Ab 1.5 gibt es den ProcessBuilder, damit kann man ein paar mehr Sachen einstellen. z.B. RedirectErrorStream um zu schauen ob die Batch-Datei vllt Fehler wirft.

Läuft denn deine Batch-Datei auch im richtigen Ordner?


----------



## theone101 (23. März 2008)

Ich benutze Java 1.6 und die Batch funktioniert einwandfrei wenn ich sie so ausführe, nur über  den aufruf mit java nicht.

Wenn es alternativen dazu gibt währe ich sehr dankbar für anregungen. Da mir nur die exec funktion bekannt ist.

Oder kann ich die komandozeilen in der Batch auch in java so in eine cmd übergeben würde das auch gehen? Wenn ja wie?

Gruß

Thomas


----------



## zeja (23. März 2008)

Deinen letzten Satz habe ich nicht verstanden.

ProcessBuilder: http://www.galileocomputing.de/open...09_005.htm#mjc832440a35cc19d4109b7d937da23679


----------



## Clash (24. März 2008)

theone101 hat gesagt.:


> Oder kann ich die komandozeilen in der Batch auch in java so in eine cmd übergeben würde das auch gehen? Wenn ja wie?

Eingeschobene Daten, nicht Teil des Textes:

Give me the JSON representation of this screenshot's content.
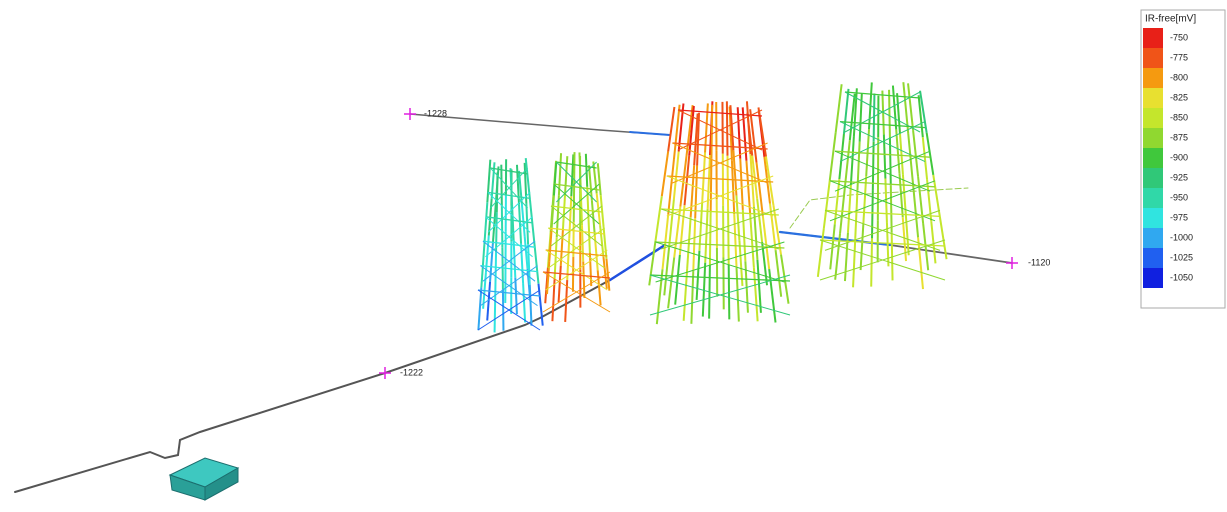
{
  "legend": {
    "title": "IR-free[mV]",
    "entries": [
      {
        "label": "-750",
        "color": "#e82018"
      },
      {
        "label": "-775",
        "color": "#f05418"
      },
      {
        "label": "-800",
        "color": "#f59a10"
      },
      {
        "label": "-825",
        "color": "#e8e030"
      },
      {
        "label": "-850",
        "color": "#c4e62c"
      },
      {
        "label": "-875",
        "color": "#90d830"
      },
      {
        "label": "-900",
        "color": "#40c83c"
      },
      {
        "label": "-925",
        "color": "#30c878"
      },
      {
        "label": "-950",
        "color": "#30d8a8"
      },
      {
        "label": "-975",
        "color": "#30e4e0"
      },
      {
        "label": "-1000",
        "color": "#30a8f0"
      },
      {
        "label": "-1025",
        "color": "#2060f0"
      },
      {
        "label": "-1050",
        "color": "#1020e0"
      }
    ]
  },
  "markers": [
    {
      "label": "-1228"
    },
    {
      "label": "-1120"
    },
    {
      "label": "-1222"
    }
  ]
}
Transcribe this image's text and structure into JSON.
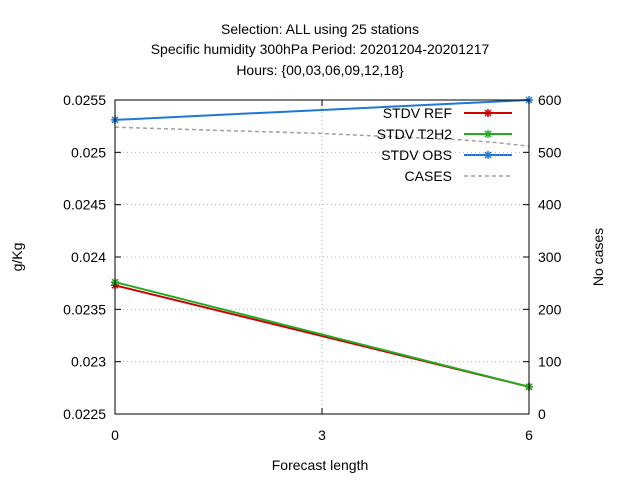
{
  "chart_data": {
    "type": "line",
    "title_lines": [
      "Selection: ALL using    25 stations",
      "Specific humidity 300hPa   Period: 20201204-20201217",
      "Hours: {00,03,06,09,12,18}"
    ],
    "xlabel": "Forecast length",
    "ylabel": "g/Kg",
    "y2label": "No cases",
    "x_ticks": [
      "0",
      "3",
      "6"
    ],
    "y_ticks": [
      "0.0225",
      "0.023",
      "0.0235",
      "0.024",
      "0.0245",
      "0.025",
      "0.0255"
    ],
    "y2_ticks": [
      "0",
      "100",
      "200",
      "300",
      "400",
      "500",
      "600"
    ],
    "xlim": [
      0,
      6
    ],
    "ylim": [
      0.0225,
      0.0255
    ],
    "y2lim": [
      0,
      600
    ],
    "grid": true,
    "legend_position": "top-right",
    "series": [
      {
        "name": "STDV REF",
        "axis": "y",
        "color": "#cc0000",
        "style": "solid-marker",
        "x": [
          0,
          6
        ],
        "values": [
          0.02373,
          0.02276
        ]
      },
      {
        "name": "STDV T2H2",
        "axis": "y",
        "color": "#22aa22",
        "style": "solid-marker",
        "x": [
          0,
          6
        ],
        "values": [
          0.02376,
          0.02276
        ]
      },
      {
        "name": "STDV OBS",
        "axis": "y",
        "color": "#1f78d4",
        "style": "solid-marker",
        "x": [
          0,
          6
        ],
        "values": [
          0.02531,
          0.0255
        ]
      },
      {
        "name": "CASES",
        "axis": "y2",
        "color": "#a0a0a0",
        "style": "dashed",
        "x": [
          0,
          0.5,
          1,
          1.5,
          2,
          2.5,
          3,
          3.5,
          4,
          4.5,
          5,
          5.5,
          6
        ],
        "values": [
          548,
          546,
          544,
          542,
          540,
          538,
          536,
          533,
          530,
          527,
          524,
          519,
          512
        ]
      }
    ]
  }
}
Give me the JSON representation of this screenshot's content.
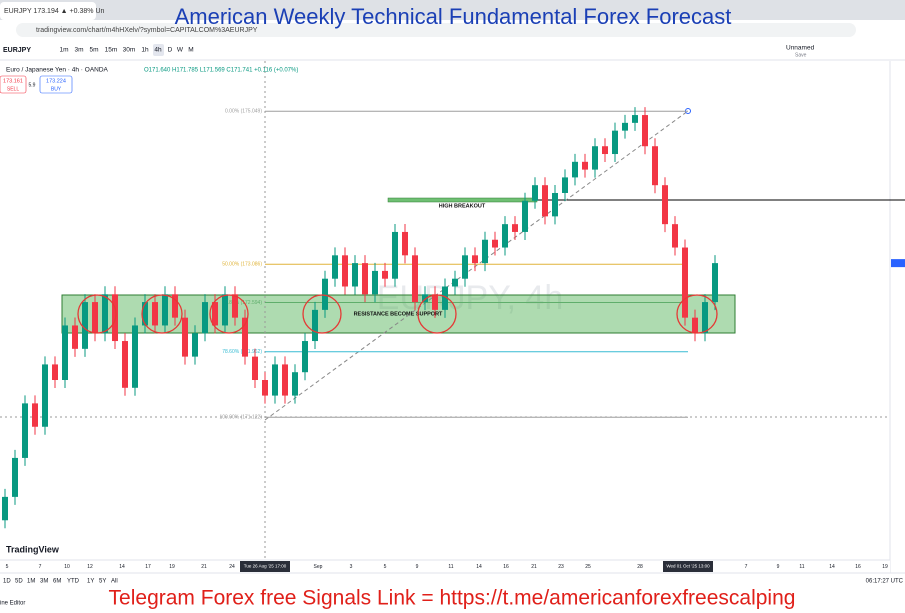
{
  "browser": {
    "tab_title": "EURJPY 173.194 ▲ +0.38% Un",
    "url": "tradingview.com/chart/m4hHXelv/?symbol=CAPITALCOM%3AEURJPY"
  },
  "overlay_title": "American Weekly Technical Fundamental Forex Forecast",
  "toolbar": {
    "symbol": "EURJPY",
    "intervals": [
      "1m",
      "3m",
      "5m",
      "15m",
      "30m",
      "1h",
      "4h",
      "D",
      "W",
      "M"
    ],
    "layout_name": "Unnamed",
    "save": "Save"
  },
  "legend": {
    "instrument": "Euro / Japanese Yen · 4h · OANDA",
    "ohlc": "O171.640 H171.785 L171.569 C171.741 +0.116 (+0.07%)",
    "sell_price": "173.161",
    "sell": "SELL",
    "spread": "5.9",
    "buy_price": "173.224",
    "buy": "BUY"
  },
  "chart_data": {
    "type": "candlestick",
    "watermark": "EURJPY, 4h",
    "ylim": [
      169.29,
      175.45
    ],
    "up_color": "#089981",
    "down_color": "#f23645",
    "closes": [
      170.1,
      170.6,
      171.3,
      171.0,
      171.8,
      171.6,
      172.3,
      172.0,
      172.6,
      172.2,
      172.7,
      172.1,
      171.5,
      172.3,
      172.6,
      172.3,
      172.7,
      172.4,
      171.9,
      172.2,
      172.6,
      172.3,
      172.7,
      172.4,
      171.9,
      171.6,
      171.4,
      171.8,
      171.4,
      171.7,
      172.1,
      172.5,
      172.9,
      173.2,
      172.8,
      173.1,
      172.7,
      173.0,
      172.9,
      173.5,
      173.2,
      172.6,
      172.7,
      172.5,
      172.8,
      172.9,
      173.2,
      173.1,
      173.4,
      173.3,
      173.6,
      173.5,
      173.9,
      174.1,
      173.7,
      174.0,
      174.2,
      174.4,
      174.3,
      174.6,
      174.5,
      174.8,
      174.9,
      175.0,
      174.6,
      174.1,
      173.6,
      173.3,
      172.4,
      172.2,
      172.6,
      173.1
    ],
    "fib_levels": [
      {
        "label": "0.00% (175.049)",
        "value": 175.049,
        "color": "#9e9e9e"
      },
      {
        "label": "50.00% (173.086)",
        "value": 173.086,
        "color": "#e0b43a"
      },
      {
        "label": "61.80% (172.594)",
        "value": 172.594,
        "color": "#5fae6b"
      },
      {
        "label": "78.60% (171.962)",
        "value": 171.962,
        "color": "#38bcd3"
      },
      {
        "label": "100.00% (171.122)",
        "value": 171.122,
        "color": "#9e9e9e"
      }
    ],
    "annotations": [
      "HIGH BREAKOUT",
      "RESISTANCE BECOME SUPPORT"
    ],
    "x_labels": [
      "5",
      "7",
      "10",
      "12",
      "14",
      "17",
      "19",
      "21",
      "24",
      "Tue 26 Aug '25  17:00",
      "Sep",
      "3",
      "5",
      "9",
      "11",
      "14",
      "16",
      "21",
      "23",
      "25",
      "28",
      "Wed 01 Oct '25  13:00",
      "7",
      "9",
      "11",
      "14",
      "16",
      "19"
    ]
  },
  "footer": {
    "brand": "TradingView",
    "ranges": [
      "1D",
      "5D",
      "1M",
      "3M",
      "6M",
      "YTD",
      "1Y",
      "5Y",
      "All"
    ],
    "clock": "06:17:27 UTC",
    "panel": "ine Editor",
    "telegram": "Telegram Forex free Signals  Link =  https://t.me/americanforexfreescalping"
  }
}
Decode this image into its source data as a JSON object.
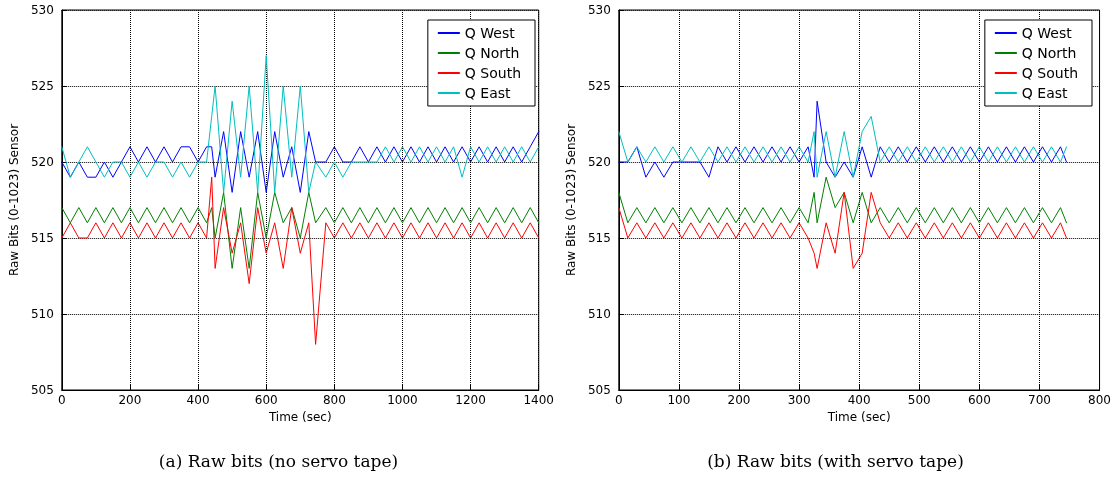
{
  "chart_data": [
    {
      "type": "line",
      "title": "(a) Raw bits (no servo tape)",
      "xlabel": "Time (sec)",
      "ylabel": "Raw Bits (0-1023) Sensor",
      "xlim": [
        0,
        1400
      ],
      "xticks": [
        0,
        200,
        400,
        600,
        800,
        1000,
        1200,
        1400
      ],
      "ylim": [
        505,
        530
      ],
      "yticks": [
        505,
        510,
        515,
        520,
        525,
        530
      ],
      "grid": true,
      "legend": "top right",
      "marker": "none",
      "line_style": "solid",
      "x": [
        0,
        25,
        50,
        75,
        100,
        125,
        150,
        175,
        200,
        225,
        250,
        275,
        300,
        325,
        350,
        375,
        400,
        425,
        440,
        450,
        475,
        500,
        525,
        550,
        575,
        600,
        625,
        650,
        675,
        700,
        725,
        745,
        775,
        800,
        825,
        850,
        875,
        900,
        925,
        950,
        975,
        1000,
        1025,
        1050,
        1075,
        1100,
        1125,
        1150,
        1175,
        1200,
        1225,
        1250,
        1275,
        1300,
        1325,
        1350,
        1375,
        1400
      ],
      "series": [
        {
          "name": "Q West",
          "color": "#0000ff",
          "values": [
            520,
            519,
            520,
            519,
            519,
            520,
            519,
            520,
            521,
            520,
            521,
            520,
            521,
            520,
            521,
            521,
            520,
            521,
            521,
            519,
            522,
            518,
            522,
            519,
            522,
            518,
            522,
            519,
            521,
            518,
            522,
            520,
            520,
            521,
            520,
            520,
            521,
            520,
            521,
            520,
            521,
            520,
            521,
            520,
            521,
            520,
            521,
            520,
            521,
            520,
            521,
            520,
            521,
            520,
            521,
            520,
            521,
            522
          ]
        },
        {
          "name": "Q North",
          "color": "#008000",
          "values": [
            517,
            516,
            517,
            516,
            517,
            516,
            517,
            516,
            517,
            516,
            517,
            516,
            517,
            516,
            517,
            516,
            517,
            516,
            517,
            515,
            518,
            513,
            517,
            513,
            518,
            515,
            518,
            516,
            517,
            515,
            518,
            516,
            517,
            516,
            517,
            516,
            517,
            516,
            517,
            516,
            517,
            516,
            517,
            516,
            517,
            516,
            517,
            516,
            517,
            516,
            517,
            516,
            517,
            516,
            517,
            516,
            517,
            516
          ]
        },
        {
          "name": "Q South",
          "color": "#ff0000",
          "values": [
            515,
            516,
            515,
            515,
            516,
            515,
            516,
            515,
            516,
            515,
            516,
            515,
            516,
            515,
            516,
            515,
            516,
            515,
            519,
            513,
            517,
            514,
            516,
            512,
            517,
            514,
            516,
            513,
            517,
            514,
            516,
            508,
            516,
            515,
            516,
            515,
            516,
            515,
            516,
            515,
            516,
            515,
            516,
            515,
            516,
            515,
            516,
            515,
            516,
            515,
            516,
            515,
            516,
            515,
            516,
            515,
            516,
            515
          ]
        },
        {
          "name": "Q East",
          "color": "#00bfbf",
          "values": [
            521,
            519,
            520,
            521,
            520,
            519,
            520,
            520,
            519,
            520,
            519,
            520,
            520,
            519,
            520,
            519,
            520,
            520,
            523,
            525,
            518,
            524,
            519,
            525,
            518,
            527,
            518,
            525,
            519,
            525,
            518,
            520,
            519,
            520,
            519,
            520,
            520,
            520,
            520,
            521,
            520,
            521,
            520,
            521,
            520,
            521,
            520,
            521,
            519,
            521,
            520,
            521,
            520,
            521,
            520,
            521,
            520,
            521
          ]
        }
      ]
    },
    {
      "type": "line",
      "title": "(b) Raw bits (with servo tape)",
      "xlabel": "Time (sec)",
      "ylabel": "Raw Bits (0-1023) Sensor",
      "xlim": [
        0,
        800
      ],
      "xticks": [
        0,
        100,
        200,
        300,
        400,
        500,
        600,
        700,
        800
      ],
      "ylim": [
        505,
        530
      ],
      "yticks": [
        505,
        510,
        515,
        520,
        525,
        530
      ],
      "grid": true,
      "legend": "top right",
      "marker": "none",
      "line_style": "solid",
      "x": [
        0,
        15,
        30,
        45,
        60,
        75,
        90,
        105,
        120,
        135,
        150,
        165,
        180,
        195,
        210,
        225,
        240,
        255,
        270,
        285,
        300,
        315,
        325,
        330,
        345,
        360,
        375,
        390,
        405,
        420,
        435,
        450,
        465,
        480,
        495,
        510,
        525,
        540,
        555,
        570,
        585,
        600,
        615,
        630,
        645,
        660,
        675,
        690,
        705,
        720,
        735,
        745
      ],
      "series": [
        {
          "name": "Q West",
          "color": "#0000ff",
          "values": [
            520,
            520,
            521,
            519,
            520,
            519,
            520,
            520,
            520,
            520,
            519,
            521,
            520,
            521,
            520,
            521,
            520,
            521,
            520,
            521,
            520,
            521,
            519,
            524,
            520,
            519,
            520,
            519,
            521,
            519,
            521,
            520,
            521,
            520,
            521,
            520,
            521,
            520,
            521,
            520,
            521,
            520,
            521,
            520,
            521,
            520,
            521,
            520,
            521,
            520,
            521,
            520
          ]
        },
        {
          "name": "Q North",
          "color": "#008000",
          "values": [
            518,
            516,
            517,
            516,
            517,
            516,
            517,
            516,
            517,
            516,
            517,
            516,
            517,
            516,
            517,
            516,
            517,
            516,
            517,
            516,
            517,
            516,
            518,
            516,
            519,
            517,
            518,
            516,
            518,
            516,
            517,
            516,
            517,
            516,
            517,
            516,
            517,
            516,
            517,
            516,
            517,
            516,
            517,
            516,
            517,
            516,
            517,
            516,
            517,
            516,
            517,
            516
          ]
        },
        {
          "name": "Q South",
          "color": "#ff0000",
          "values": [
            517,
            515,
            516,
            515,
            516,
            515,
            516,
            515,
            516,
            515,
            516,
            515,
            516,
            515,
            516,
            515,
            516,
            515,
            516,
            515,
            516,
            515,
            514,
            513,
            516,
            514,
            518,
            513,
            514,
            518,
            516,
            515,
            516,
            515,
            516,
            515,
            516,
            515,
            516,
            515,
            516,
            515,
            516,
            515,
            516,
            515,
            516,
            515,
            516,
            515,
            516,
            515
          ]
        },
        {
          "name": "Q East",
          "color": "#00bfbf",
          "values": [
            522,
            520,
            521,
            520,
            521,
            520,
            521,
            520,
            521,
            520,
            521,
            520,
            521,
            520,
            521,
            520,
            521,
            520,
            521,
            520,
            521,
            520,
            522,
            519,
            522,
            519,
            522,
            519,
            522,
            523,
            520,
            521,
            520,
            521,
            520,
            521,
            520,
            521,
            520,
            521,
            520,
            521,
            520,
            521,
            520,
            521,
            520,
            521,
            520,
            521,
            520,
            521
          ]
        }
      ]
    }
  ]
}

hm eine etwas wirre Ausdrucksweise, aber ich glaube du meinst ob man die kommandos in der batchdatei auch direkt über java ausführen kann. sieht so aus als könnte man das mit dem processbuilder regeln... probiers mal aus


----------



## theone101 (25. März 2008)

Hallo, Danke erstmal an euch alle, habs jetzt soweit hinbekommen, aber in meiner Batch steht:


```
@echo off
dir /b /s *.ts > C:\Test.txt
pause
```

Mein Programm wartet irgend wie net bis die Batch beendet wurde. Es macht einfach weiter hier der code:


```
try{	
		ProcessBuilder processBuilder = new ProcessBuilder("C:/ZTest.bat");
		
		
		Process process = processBuilder.start();
		
		       process.waitFor();
		       
	}catch (Exception e){
		JOptionPane.showMessageDialog(null, "Fehler", "Fehler",0);
	}
```

Hoffe jemand kann mir da noch nen Tipp geben.

Gruß
Thomas


----------



## Clash (25. März 2008)

Hi,
also zunächst mal das "pause" in der batch ist ja nicht nötig, da sie ja aus dem java-programm heraus gestartet wird und das damit verbundene warten ja völlig unnötig ist...
der fehler liegt glaube ich darin, dass er das kommando im aktuellen verzeichnis ausführt und das führt dann zu problemen (warum auch immer )
das problem lässt sich folgendermaßen lösen:
erst die gewünschte festplatte wählen z.B. c
dann noch verzeichnis auf die wurzel setzen (zur sicherheit oder falls man sich schon auf c befindet 

```
c:
cd\

@echo off
dir /b /s *.ts > C:\Test.txt
```

ich hoffe das hilft dir, bei mir hats so auf jeden fall funktioniert .
grüße,
Clash


----------



## zeja (25. März 2008)

Auf jeden Fall solltest du schaun ob irgendwelche Fehler bei der Ausführung auftreten und den Rückgabewert von waitFor verarbeiten:


```
public static void main(String[] args) throws Exception {
	final File f = new File("batch.sh");
	final ProcessBuilder b = new ProcessBuilder(f.getAbsolutePath());
	b.directory(f.getParentFile());// Ausführungsverzeichnis setzen
	b.redirectErrorStream(true);

	final Process process = b.start();

	// Ausgabe des Prozesses lesen
	final BufferedReader r = new BufferedReader(new InputStreamReader(
			process.getInputStream()));
	String line = null;
	while ((line = r.readLine()) != null) {
		System.out.println(line);
	}
	
	int term = process.waitFor();
	System.out.println("Process terminated successfully: " + (term==0));
}
```


----------



## theone101 (25. März 2008)

Hm Funktioniert immer noch nicht richtig er macht zwar jetzt den befehl den er soll auch alles hintereinander, aber alles im hintergrund. Ich sehe also das cmd Fenster nicht.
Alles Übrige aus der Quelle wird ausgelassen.